1/2 cup Basmati Rice (long grained rice)

4-5 Saffron Strands

1 tablespoon Milk (warm)

5-6 Cashew Nuts, roughly chopped

5-6 Almonds, roughly chopped

1 small piece of Bay Leaf

2 Cloves

1 Green Cardamom

2-inch piece of Cinnamon Stick

1 Green Chili, silt lengthwise

1/2 teaspoon grated Ginger

1/4 teaspoon Fennel Seed Powder

5-6 Cashew Nuts, roughly chopped

5-6 Almonds, roughly chopped

1 Onion, thinly sliced

1/4 cup chopped Apple

1/4 cup Pomegranate Seeds

1/4 cup Grapes (seedless), optional

Salt to taste

2 tablespoons Ghee (or Oil)

Oil, for frying the onion

1 cup Water


  • Rinse basmati rice in water for 2-3 times and then soak them in water for 15 minutes. Drain water and keep rice aside.
  • Dissolve saffron strands in 1-tablespoon warm milk.
  • Heat 1-tablespoon ghee in a deep pan over medium flame. Add almonds and cashew nuts and shallow fry them until light golden brown.

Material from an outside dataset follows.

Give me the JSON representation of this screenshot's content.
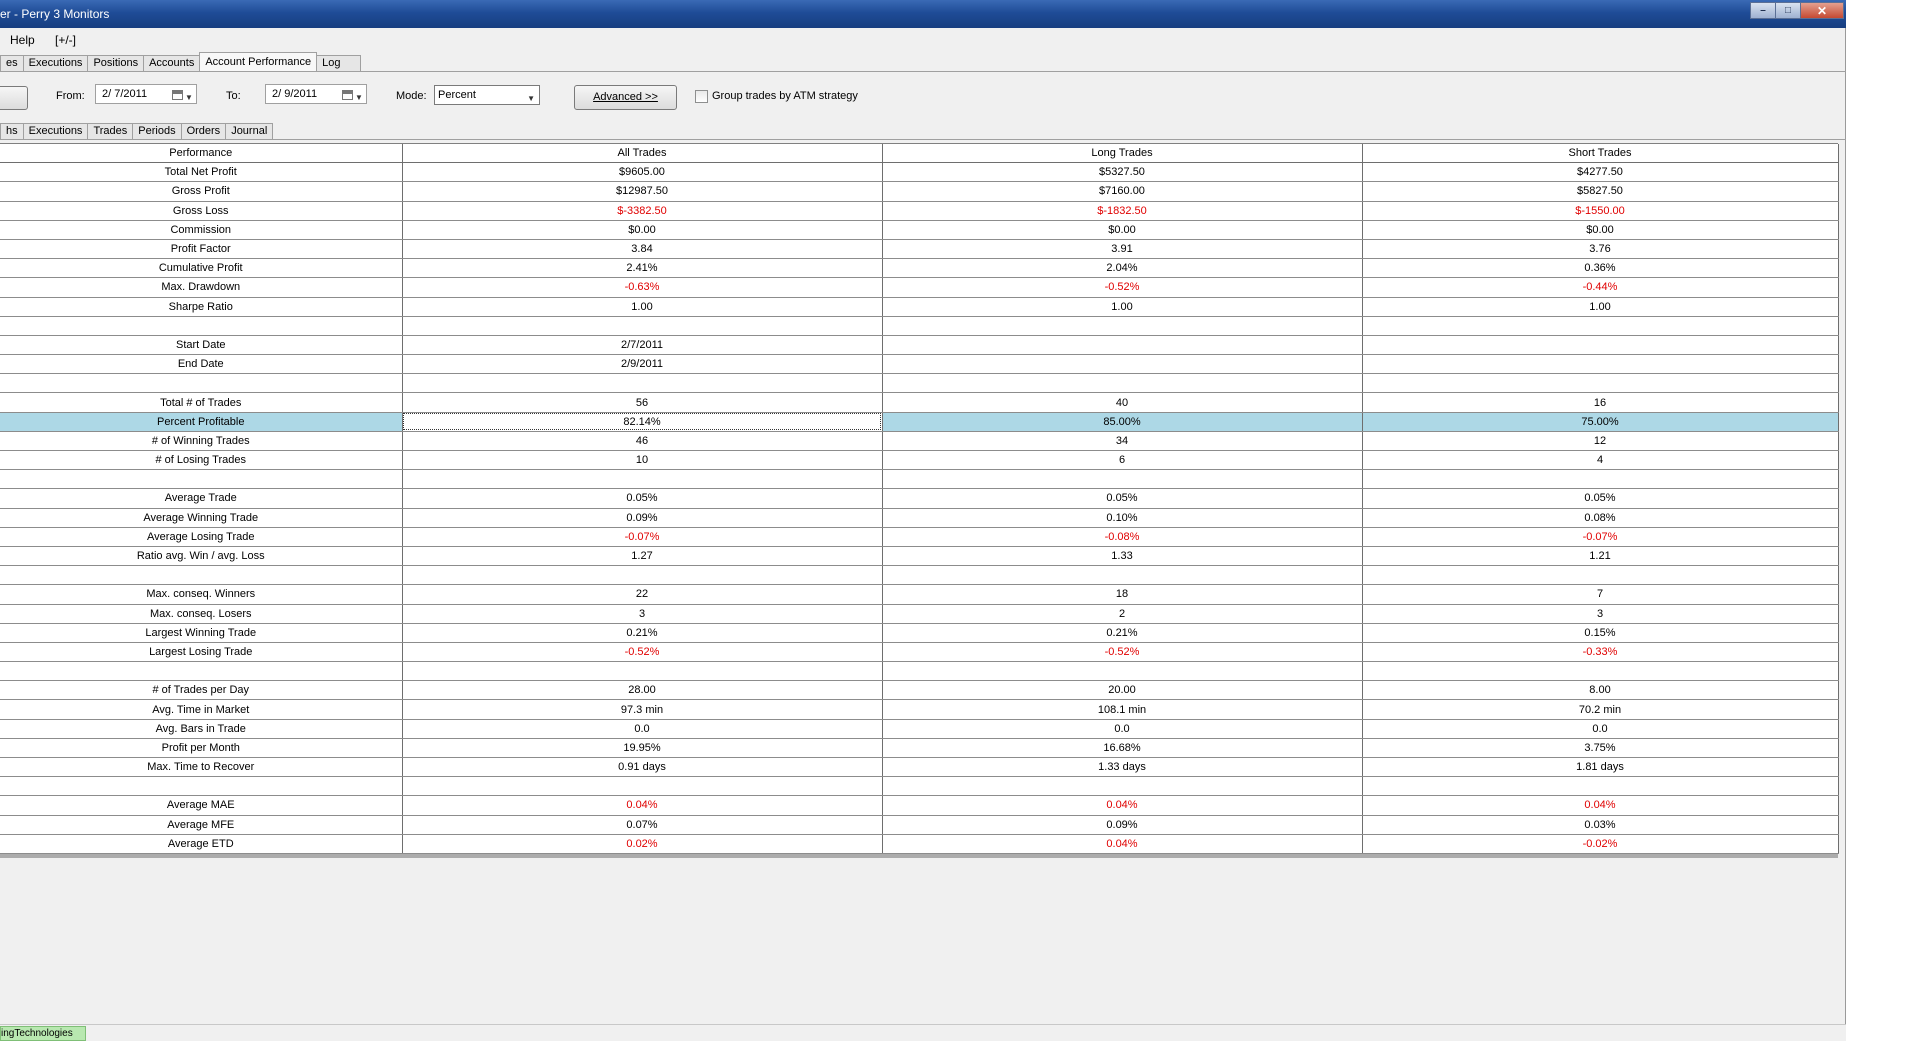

Transfer them to a plate.
  • Add remaining 1-tablespoon ghee in the same pan and add bay leaf, cloves, green cardamom and cinnamon stick. Sauté for 30 seconds. Add green chilli, grated ginger and fennel seed powder and sauté for another 30 seconds.
  • Add soaked and drained rice.
  • Sauté for 1-2 minutes.
  • Add 1-cup water, dissolved saffron and salt. Mix well and bring it to boil over medium flame.
  • When it starts to boil, reduce flame to low and cook covered for 8-10 minutes or until rice is fully cooked. Do not open the lid or stir in between. When rice is cooked, turn off flame and let it stand for 5-7 minutes. Open the lid and fluff the rice with a fork.
  • Meanwhile, heat 3-4 tablespoons oil in another pan to shallow fry the onion. (Onion slices should be evenly cut so that it cooks perfectly) separate each onion slice with hand and then add them in oil and shallow fry until it turns brown. Stir frequently in between to cook them evenly.
  • Add shallow fried dry fruits, fresh fruits (apple, grapes and pomegranate seeds) and shallow fried onion over cooked rice.
  • Mix gently and cook for 2-3 minutes. Turn off the flame and transfer it to serving bowl. Garnish with coriander leaves.